Aku kembali tersenyum mendengarnya, hingga kemudian mataku tertumbuk pada bibirnya. Setelah menyikat gigi, bibirnya jadi keliahtan lebih merah dan basah. Aku mendesah dalam hati. Sepertinya aku tak akan pernah puas dengan dirinya. Siapa yang akan tahan dengan cobaan seperti ini? Perlahan, didorong oleh keinginan hati yang kuat, aku mendekat. Kulingkarkan kedua tanganku di lehernya dan berjinjit untuk menciumnya. Bibirnya basah dan manis.

Soni mengerang lirih, membuatku sadar untuk menahan diri. Aku menjauhkan diriku.

“Kamu sedang mengujiku ya?” gerutu Soni sedikit kesal.

Aku hanya nyengir iseng, “That’s it fot tonight. Karena kita harus beristirahat,” kataku. Aku meraih bahunya dan membalikkan badannya, “Sekarang bawa aku ke tempat tidur,” kataku lagi dan dengan cepat melompat ke punggungnya dengan kedua tangan berpegang pada lehernya.

Soni tertawa dan kemudian dengan setengah berlari memanggulku ke kamar. Dia menjatuhkan tubuhku ke kasur, membuatku sedikit terpekik kecil.

“Besok gimana?” tanyaku dan membetulkan selimut.

“Kita kembali ke Paris. Besok malam tahun baru kan? Tanggal 1 kita harus kembali ke Indonesia,” jelas Soni dan ikut naik.

Already?

“Kamu gak inget? kita udah disini hampir seminggu.”

Aku menggeleng, “Engga. Cepet juga ya? Gak kerasa,” gumamku setengah melamun.

“Karena besok hari terakhir di Paris, ada yang ingin kamu lakukan?”

Let’s not waste it. Bawa aku ke tempat-empat yang belum kita kunjungi.”

Deal! Aku akan membawamu keliing Paris lagi. Kita besok pergi pagi-pagi. Felix sepertinya harus mengurus sesuatu. Jadi kita tak mungkin bisa menemuinya,” kata Soni.

“Kita tidak berpamitan?”

“Kita bisa meneleponnya nanti,” sahut Soni lagi. Aku mengangguk menyetujuinya. Felix mungkin memang memiliki urusan penting yang harus dia bereskan. Soni lalu mendekat untuk mengecup bibir dan keningku sekilas.
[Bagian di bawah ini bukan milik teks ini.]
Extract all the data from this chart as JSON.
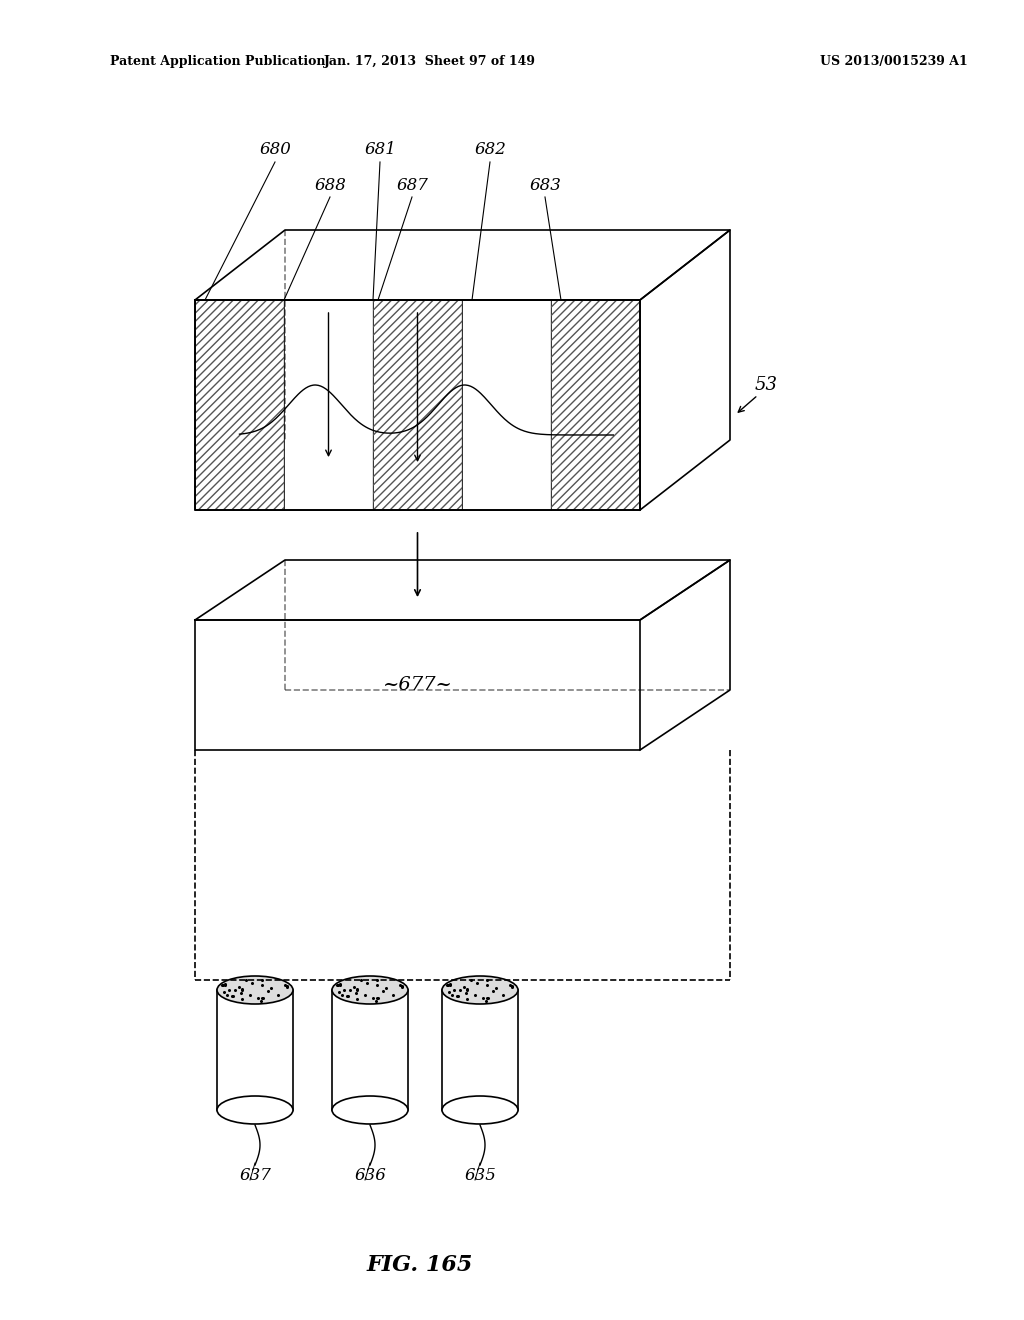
{
  "title": "FIG. 165",
  "header_left": "Patent Application Publication",
  "header_mid": "Jan. 17, 2013  Sheet 97 of 149",
  "header_right": "US 2013/0015239 A1",
  "bg_color": "#ffffff",
  "box1_label": "53",
  "box2_label": "~677~",
  "labels_top": [
    "680",
    "681",
    "682",
    "688",
    "687",
    "683"
  ],
  "labels_bottom": [
    "637",
    "636",
    "635"
  ]
}
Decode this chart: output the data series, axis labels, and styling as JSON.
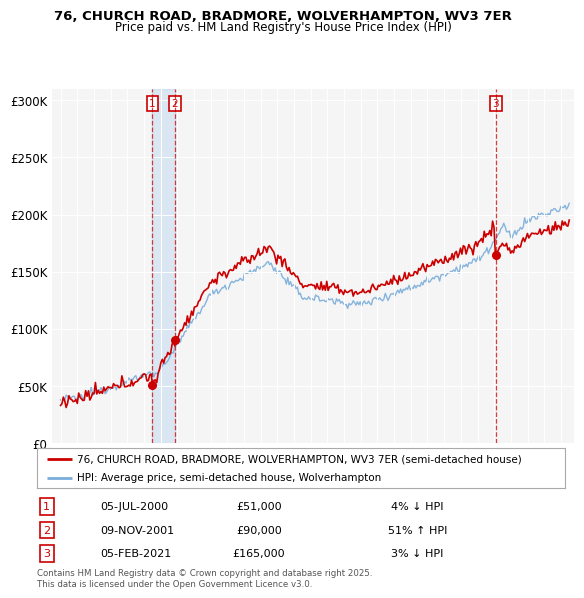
{
  "title": "76, CHURCH ROAD, BRADMORE, WOLVERHAMPTON, WV3 7ER",
  "subtitle": "Price paid vs. HM Land Registry's House Price Index (HPI)",
  "ylabel_ticks": [
    "£0",
    "£50K",
    "£100K",
    "£150K",
    "£200K",
    "£250K",
    "£300K"
  ],
  "ytick_values": [
    0,
    50000,
    100000,
    150000,
    200000,
    250000,
    300000
  ],
  "ylim": [
    0,
    310000
  ],
  "xlim_start": 1994.5,
  "xlim_end": 2025.8,
  "transactions": [
    {
      "label": "1",
      "date": "05-JUL-2000",
      "price": 51000,
      "pct": "4%",
      "dir": "↓",
      "year": 2000.51
    },
    {
      "label": "2",
      "date": "09-NOV-2001",
      "price": 90000,
      "pct": "51%",
      "dir": "↑",
      "year": 2001.86
    },
    {
      "label": "3",
      "date": "05-FEB-2021",
      "price": 165000,
      "pct": "3%",
      "dir": "↓",
      "year": 2021.1
    }
  ],
  "legend_line1": "76, CHURCH ROAD, BRADMORE, WOLVERHAMPTON, WV3 7ER (semi-detached house)",
  "legend_line2": "HPI: Average price, semi-detached house, Wolverhampton",
  "footer": "Contains HM Land Registry data © Crown copyright and database right 2025.\nThis data is licensed under the Open Government Licence v3.0.",
  "price_color": "#cc0000",
  "hpi_color": "#7aadda",
  "bg_color": "#ffffff",
  "plot_bg_color": "#f5f5f5"
}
Good night,” katanya pelan dan mematikan lampu.

Aku tak menyahut. Kata-kata Soni tadi kembali terngiang di benakku. Hari terakhir di Paris. Ugh!! Aku pengen hari-hari seperti ini terus berlanjut. Aku ingin tetap disini bersama Soni. Aku belum ingin kembali ke Indonesia. Pelan aku beringsut mendekat ke tubuh Soni.

“Son............” panggilku pelan dan menyurukkan kepalaku di lehernya.

“Ada apa?” tanya Soni yang jadi sedikit kaget.

“Hmmm...........aku Cuma pengen tidur gini aja,” sahutku pelan dan melingkarkan lenganku ke dadanya dan semakin menenggelamkan wajahku diantara rahang dan lehernya. Aku mencium lehernya lembut.

“Dasar.....” gerutu Soni. Dia menyelipkan lengannya ke bawah leherku dan memelukku, “Kadang aku piir kamu tuh sengaja menggodaku ya?”

Aku tertawa kecil, “Aku suka harum tubuhmu. Seperti wangi pinus yangs segar. Mengingtakanku pada harum segar daerah dataran tinggi. Beli dimana? Merknya?”

“Di Paris. Sebenarnya bukan parfum kebanyakan. Ini hasil ramuan seorang ahli aroma therapy yang menggabungkan berberapa essence floral. Karena suka, aku selalu memesan racikan yang sama. I’ll buy you tomorrow if you want. For now, tidurlah. Besok kita harus kembali bermotor ke Paris.”

Aku Cuma bergumam tak jelas dan menarik napas dalam-dalam, menghirup aroma Soni yang aku suka.